La coopération militaire de l’Allemagne avec Israël sous le gouvernement de Benjamin Netanyahu est "inacceptable", a déclaré le député du Parti de gauche Mirze Edis, avertissant que Berlin pourrait être entraîné plus profondément dans les conflits du Moyen-Orient.
Dans une interview accordée à Anadolu, Edis a affirmé que le Parti de gauche s’oppose fermement aux discussions rapportées de Volkswagen avec une entreprise de défense israélienne pour produire des composants du système de missiles à l’usine d’Osnabruck, un projet apparemment soutenu par le gouvernement allemand.

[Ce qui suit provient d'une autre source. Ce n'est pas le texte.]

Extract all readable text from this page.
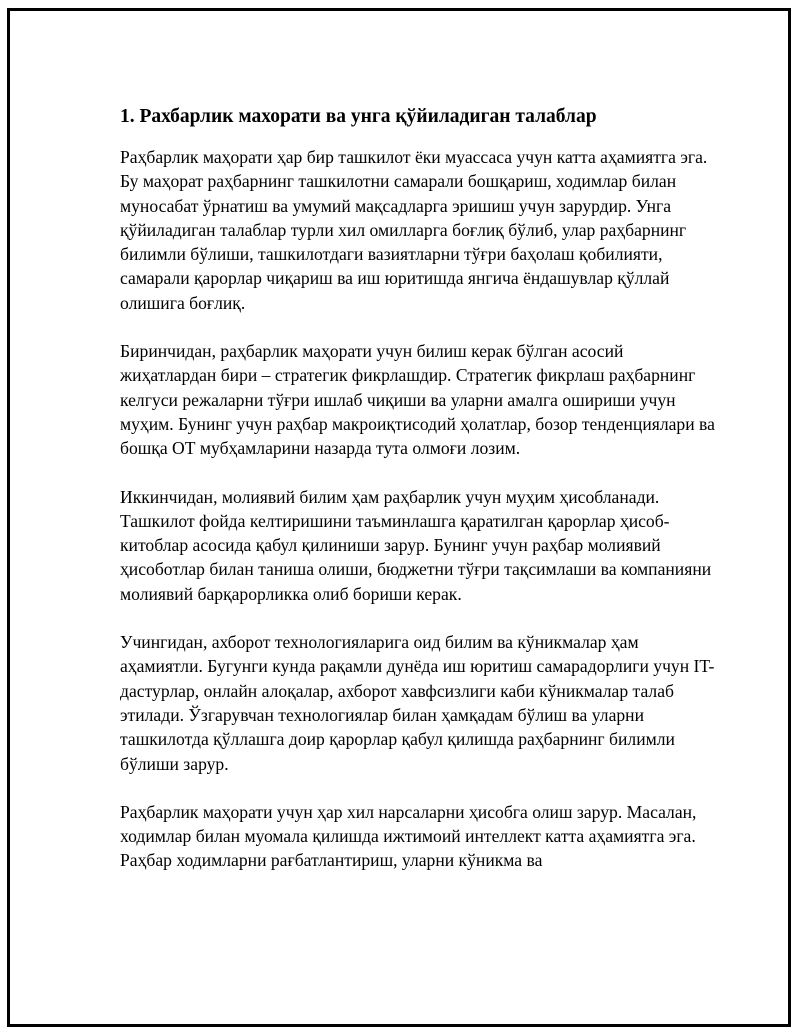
1. Рахбарлик махорати ва унга қўйиладиган талаблар

Раҳбарлик маҳорати ҳар бир ташкилот ёки муассаса учун катта аҳамиятга эга. Бу маҳорат раҳбарнинг ташкилотни самарали бошқариш, ходимлар билан муносабат ўрнатиш ва умумий мақсадларга эришиш учун зарурдир. Унга қўйиладиган талаблар турли хил омилларга боғлиқ бўлиб, улар раҳбарнинг билимли бўлиши, ташкилотдаги вазиятларни тўғри баҳолаш қобилияти, самарали қарорлар чиқариш ва иш юритишда янгича ёндашувлар қўллай олишига боғлиқ.

Биринчидан, раҳбарлик маҳорати учун билиш керак бўлган асосий жиҳатлардан бири – стратегик фикрлашдир. Стратегик фикрлаш раҳбарнинг келгуси режаларни тўғри ишлаб чиқиши ва уларни амалга ошириши учун муҳим. Бунинг учун раҳбар макроиқтисодий ҳолатлар, бозор тенденциялари ва бошқа ОТ мубҳамларини назарда тута олмоғи лозим.

Иккинчидан, молиявий билим ҳам раҳбарлик учун муҳим ҳисобланади. Ташкилот фойда келтиришини таъминлашга қаратилган қарорлар ҳисоб-китоблар асосида қабул қилиниши зарур. Бунинг учун раҳбар молиявий ҳисоботлар билан таниша олиши, бюджетни тўғри тақсимлаши ва компанияни молиявий барқарорликка олиб бориши керак.

Учингидан, ахборот технологияларига оид билим ва кўникмалар ҳам аҳамиятли. Бугунги кунда рақамли дунёда иш юритиш самарадорлиги учун IT-дастурлар, онлайн алоқалар, ахборот хавфсизлиги каби кўникмалар талаб этилади. Ўзгарувчан технологиялар билан ҳамқадам бўлиш ва уларни ташкилотда қўллашга доир қарорлар қабул қилишда раҳбарнинг билимли бўлиши зарур.

Раҳбарлик маҳорати учун ҳар хил нарсаларни ҳисобга олиш зарур. Масалан, ходимлар билан муомала қилишда ижтимоий интеллект катта аҳамиятга эга. Раҳбар ходимларни рағбатлантириш, уларни кўникма ва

"Et je crois que, par ces livraisons d’armes à Israël ces dernières années, le gouvernement allemand a lui aussi du sang sur les mains".
Selon le Financial Times, le géant automobile allemand Volkswagen serait en discussions pour un partenariat qui pourrait reconvertir l’usine d’Osnabruck menacée de fermeture l’an prochain à la fin de sa production actuelle pour fabriquer des composants du système de défense aérienne israélien Dôme de fer, incluant lanceurs, véhicules de transport et générateurs.
"Nous ne pouvons pas penser à sécuriser des emplois au prix de la vie d’autrui"
Le député du Parti de gauche a critiqué les projets de fermeture de l’usine par Volkswagen, soulignant que l’entreprise traverse certes des difficultés, mais n’est pas en faillite et prévoit des investissements dans d’autres pays, comme le Canada.
Le géant automobile allemand n’a pas encore confirmé officiellement des discussions avec l'entreprise publique israélienne Rafael Advanced Defense Systems, concernant le passage de la production de son site d’Osnabrück de véhicules à des composants pour le système de défense antimissile israélien.
Le porte-parole du gouvernement, Steffen Meyer, a déclaré cette semaine que Berlin avait pris note de ces informations mais ne commenterait pas les détails. Il a ajouté que le gouvernement accueillait favorablement toute initiative visant à protéger l’emploi en Allemagne.
Edis a également vivement critiqué la coalition du chancelier Friedrich Merz, l’accusant d’augmenter les dépenses de défense et de renforcer l’industrie de l’armement tout en réduisant les programmes sociaux et en retardant les investissements publics.